Legislative Review

Marty DeLeon
Escamilla & Poneck

The much-publicized Texas Commission on Public School Finance recently met on January 23, 2018 to discuss the challenges and recommendations on how to fix our broken school finance system in advance of 2019’s 86th legislative session. Recall the Texas Legislature cut education pending in 2011 by $5 billion and never made the Foundation School Program whole. According to the Legislative Budget Board, the state’s share of the costs of public education has dropped to 38% in 2017 from about 45% in 2007. As a consequence, declining state spending by the state puts pressure on local school districts to raise property taxes to compensate.

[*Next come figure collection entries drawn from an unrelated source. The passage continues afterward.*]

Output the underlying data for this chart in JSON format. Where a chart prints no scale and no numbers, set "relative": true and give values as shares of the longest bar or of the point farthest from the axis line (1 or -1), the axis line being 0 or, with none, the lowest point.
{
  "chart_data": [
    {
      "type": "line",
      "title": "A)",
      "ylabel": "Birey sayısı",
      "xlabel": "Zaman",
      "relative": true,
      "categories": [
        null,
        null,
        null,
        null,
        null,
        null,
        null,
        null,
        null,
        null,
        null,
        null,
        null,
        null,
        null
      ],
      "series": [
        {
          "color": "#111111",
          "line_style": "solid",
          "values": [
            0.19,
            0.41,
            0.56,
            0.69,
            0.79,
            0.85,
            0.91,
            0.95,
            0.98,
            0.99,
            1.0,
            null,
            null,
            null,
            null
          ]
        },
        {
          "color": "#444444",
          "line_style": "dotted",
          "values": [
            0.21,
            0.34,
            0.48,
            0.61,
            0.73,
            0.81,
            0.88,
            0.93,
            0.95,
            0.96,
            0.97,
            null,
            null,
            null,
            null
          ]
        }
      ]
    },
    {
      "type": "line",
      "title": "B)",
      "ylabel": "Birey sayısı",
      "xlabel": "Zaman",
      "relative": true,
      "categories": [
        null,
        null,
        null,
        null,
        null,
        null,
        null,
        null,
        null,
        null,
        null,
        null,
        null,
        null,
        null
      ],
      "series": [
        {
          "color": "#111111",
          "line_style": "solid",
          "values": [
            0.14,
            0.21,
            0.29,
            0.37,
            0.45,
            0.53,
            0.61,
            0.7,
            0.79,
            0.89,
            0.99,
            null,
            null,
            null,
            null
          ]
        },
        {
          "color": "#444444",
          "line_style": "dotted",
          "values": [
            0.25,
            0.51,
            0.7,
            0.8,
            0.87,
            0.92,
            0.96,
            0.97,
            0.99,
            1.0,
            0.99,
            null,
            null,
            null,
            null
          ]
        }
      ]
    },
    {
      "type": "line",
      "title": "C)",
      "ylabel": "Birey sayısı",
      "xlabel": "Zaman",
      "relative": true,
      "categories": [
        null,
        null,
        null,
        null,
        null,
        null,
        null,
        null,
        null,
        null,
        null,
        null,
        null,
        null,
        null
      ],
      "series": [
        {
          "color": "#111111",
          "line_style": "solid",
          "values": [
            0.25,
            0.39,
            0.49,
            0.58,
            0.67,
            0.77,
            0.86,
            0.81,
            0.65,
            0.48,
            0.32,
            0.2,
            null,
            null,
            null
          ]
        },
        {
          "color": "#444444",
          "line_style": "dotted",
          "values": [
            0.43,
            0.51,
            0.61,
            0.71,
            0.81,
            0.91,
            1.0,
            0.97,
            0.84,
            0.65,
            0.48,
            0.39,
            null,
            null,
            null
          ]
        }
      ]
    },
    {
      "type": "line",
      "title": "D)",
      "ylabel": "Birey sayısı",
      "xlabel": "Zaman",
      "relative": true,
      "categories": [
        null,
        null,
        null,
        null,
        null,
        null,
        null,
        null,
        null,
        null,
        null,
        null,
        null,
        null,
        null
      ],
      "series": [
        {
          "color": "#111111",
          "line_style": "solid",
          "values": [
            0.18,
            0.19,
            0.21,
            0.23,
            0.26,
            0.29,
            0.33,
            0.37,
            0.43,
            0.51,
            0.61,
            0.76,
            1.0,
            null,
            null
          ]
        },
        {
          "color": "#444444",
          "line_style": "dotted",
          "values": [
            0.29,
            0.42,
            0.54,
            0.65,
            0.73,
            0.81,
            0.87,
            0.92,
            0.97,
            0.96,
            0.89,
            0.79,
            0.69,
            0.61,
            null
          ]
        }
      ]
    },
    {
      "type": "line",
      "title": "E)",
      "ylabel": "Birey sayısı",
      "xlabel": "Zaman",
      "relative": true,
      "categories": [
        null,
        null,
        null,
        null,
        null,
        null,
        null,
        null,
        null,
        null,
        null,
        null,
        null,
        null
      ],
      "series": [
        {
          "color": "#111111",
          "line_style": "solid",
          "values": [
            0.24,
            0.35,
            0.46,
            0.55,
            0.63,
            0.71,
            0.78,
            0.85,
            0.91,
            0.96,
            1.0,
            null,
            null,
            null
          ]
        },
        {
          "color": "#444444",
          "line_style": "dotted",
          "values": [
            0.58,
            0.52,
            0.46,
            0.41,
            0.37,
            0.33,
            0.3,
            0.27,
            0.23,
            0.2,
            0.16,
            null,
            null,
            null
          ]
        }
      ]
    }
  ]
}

Justifiably property owners are complaining about the high and rising property taxes. The big question facing the Commission: if the Texas Legislature attempts to rein in rising property taxes next session, what are school districts supposed to do if the state continues to reduce its contribution and yet academic standards rise every year? TEA Commissioner Morath testified at the Commission’s hearing saying, “Teachers are the most important in-school factor impacting student outcomes.” The Commission will most likely address teacher quality and compensation. Teachers are the biggest budget driver in Texas. Teaching represents $28B per year of spending in Texas, roughly 48% of all K-12 spending. The Commission will meet several times during the Spring and is expected to report its findings to the governor and the Legislature by the end of this year.

The House Public Education Committee and the Senate Education Committee will likely schedule interim hearings to discuss public education issues, including teachers, professional development, among many topics.